At their initial trial, no witnesses were called and no proof offered by the prosecution. The magistrate overseeing the case declared the men innocent of all charges. The men expected to be released from prison quickly, but the prosecutor’s office has refused to order their release and has said the men will be retried.

“You arrest people unfairly, violate their rights for almost a year, and then refuse to release them this constitutes an abuse of power,” Dugi Titanji, the men’s attorney, told IGLHRC. “This development constitutes a major violation of due process. This is now a blatant case of arbitrary detention.”
Article 14 of the International Covenant on Civil and Political Rights states that, “no one shall be liable to be tried or punished again for an offense for which he has already been finally convicted or acquitted.

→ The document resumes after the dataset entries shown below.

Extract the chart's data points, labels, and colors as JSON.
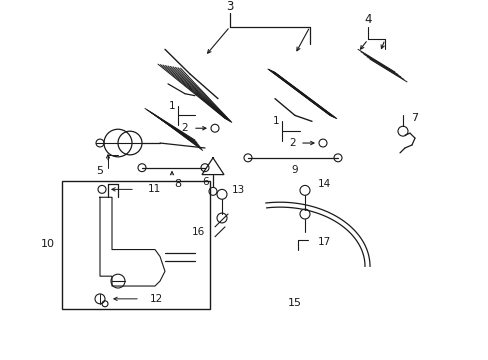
{
  "bg_color": "#ffffff",
  "line_color": "#1a1a1a",
  "fig_width": 4.89,
  "fig_height": 3.6,
  "dpi": 100,
  "wiper_hatch_color": "#555555",
  "box_color": "#000000"
}
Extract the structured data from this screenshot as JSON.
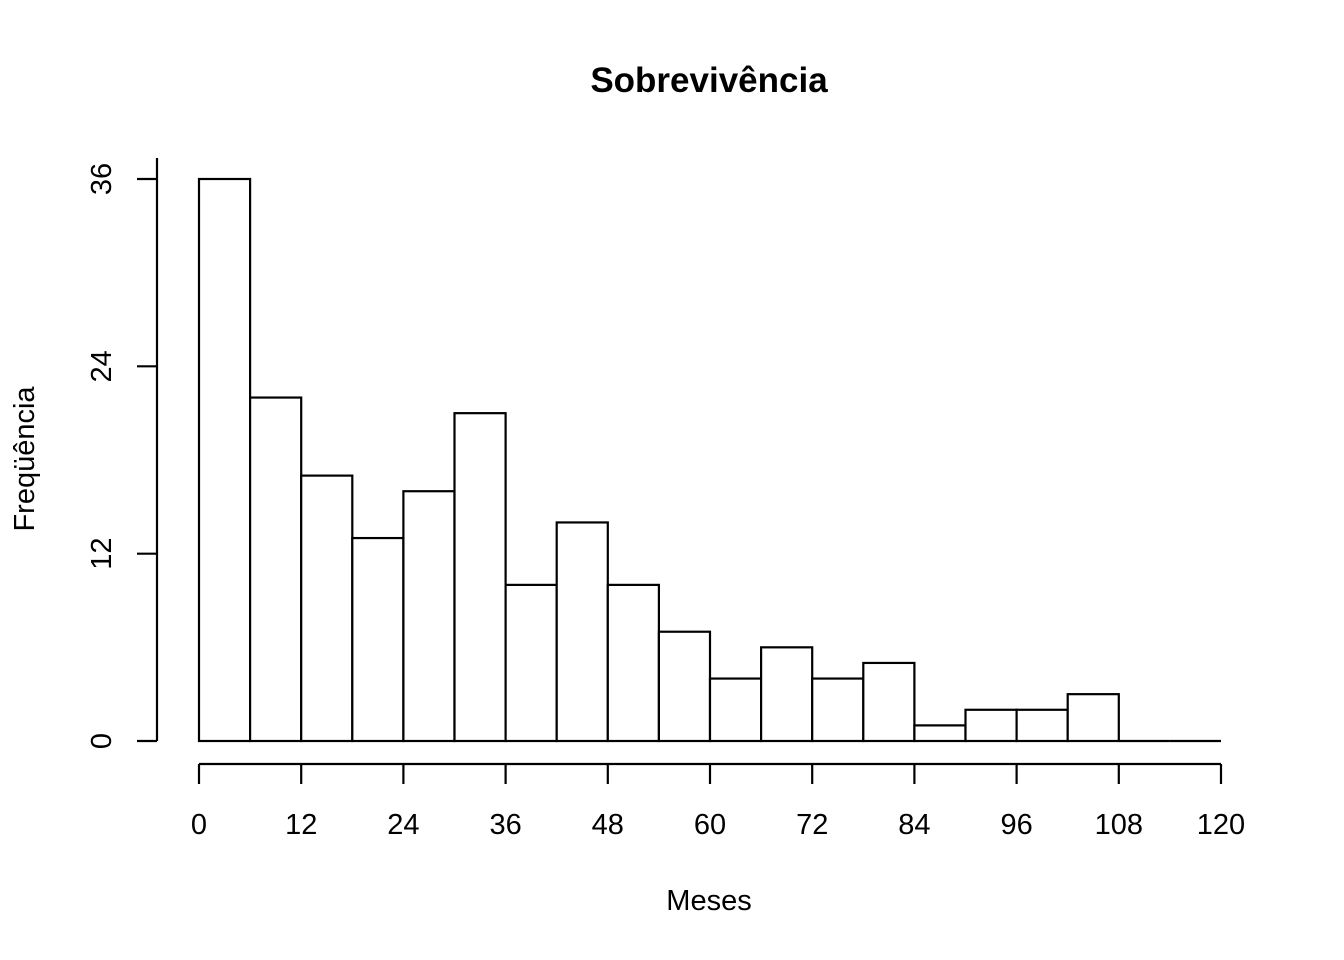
{
  "chart_data": {
    "type": "bar",
    "title": "Sobrevivência",
    "xlabel": "Meses",
    "ylabel": "Freqüência",
    "bin_width": 6,
    "bins": [
      {
        "start": 0,
        "end": 6,
        "count": 36
      },
      {
        "start": 6,
        "end": 12,
        "count": 22
      },
      {
        "start": 12,
        "end": 18,
        "count": 17
      },
      {
        "start": 18,
        "end": 24,
        "count": 13
      },
      {
        "start": 24,
        "end": 30,
        "count": 16
      },
      {
        "start": 30,
        "end": 36,
        "count": 21
      },
      {
        "start": 36,
        "end": 42,
        "count": 10
      },
      {
        "start": 42,
        "end": 48,
        "count": 14
      },
      {
        "start": 48,
        "end": 54,
        "count": 10
      },
      {
        "start": 54,
        "end": 60,
        "count": 7
      },
      {
        "start": 60,
        "end": 66,
        "count": 4
      },
      {
        "start": 66,
        "end": 72,
        "count": 6
      },
      {
        "start": 72,
        "end": 78,
        "count": 4
      },
      {
        "start": 78,
        "end": 84,
        "count": 5
      },
      {
        "start": 84,
        "end": 90,
        "count": 1
      },
      {
        "start": 90,
        "end": 96,
        "count": 2
      },
      {
        "start": 96,
        "end": 102,
        "count": 2
      },
      {
        "start": 102,
        "end": 108,
        "count": 3
      },
      {
        "start": 108,
        "end": 114,
        "count": 0
      },
      {
        "start": 114,
        "end": 120,
        "count": 0
      }
    ],
    "xlim": [
      0,
      120
    ],
    "ylim": [
      0,
      36
    ],
    "x_ticks": [
      0,
      12,
      24,
      36,
      48,
      60,
      72,
      84,
      96,
      108,
      120
    ],
    "y_ticks": [
      0,
      12,
      24,
      36
    ],
    "grid": false,
    "legend": "none",
    "colors": {
      "bar_fill": "#ffffff",
      "bar_stroke": "#000000",
      "axis": "#000000",
      "text": "#000000"
    }
  }
}
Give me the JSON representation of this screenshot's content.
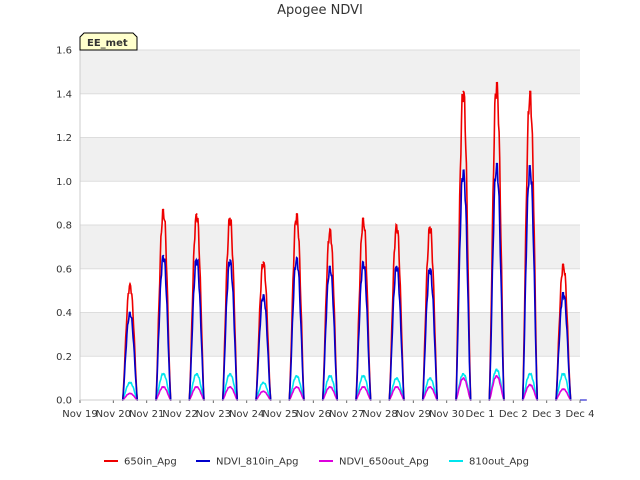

“This is nothing more than double jeopardy,” stated Cary Alan Johnson, senior coordinator for Africa at IGLHRC. “The Cameroonian government has upended the entire judicial process and is showing blatant disregard for legal procedures. We will work with the Cameroonian activists to confront this brazen abuse in the courts and at the national and international diplomatic levels.”

This article appeared in the Dallas Voice print edition, May 5, 2006.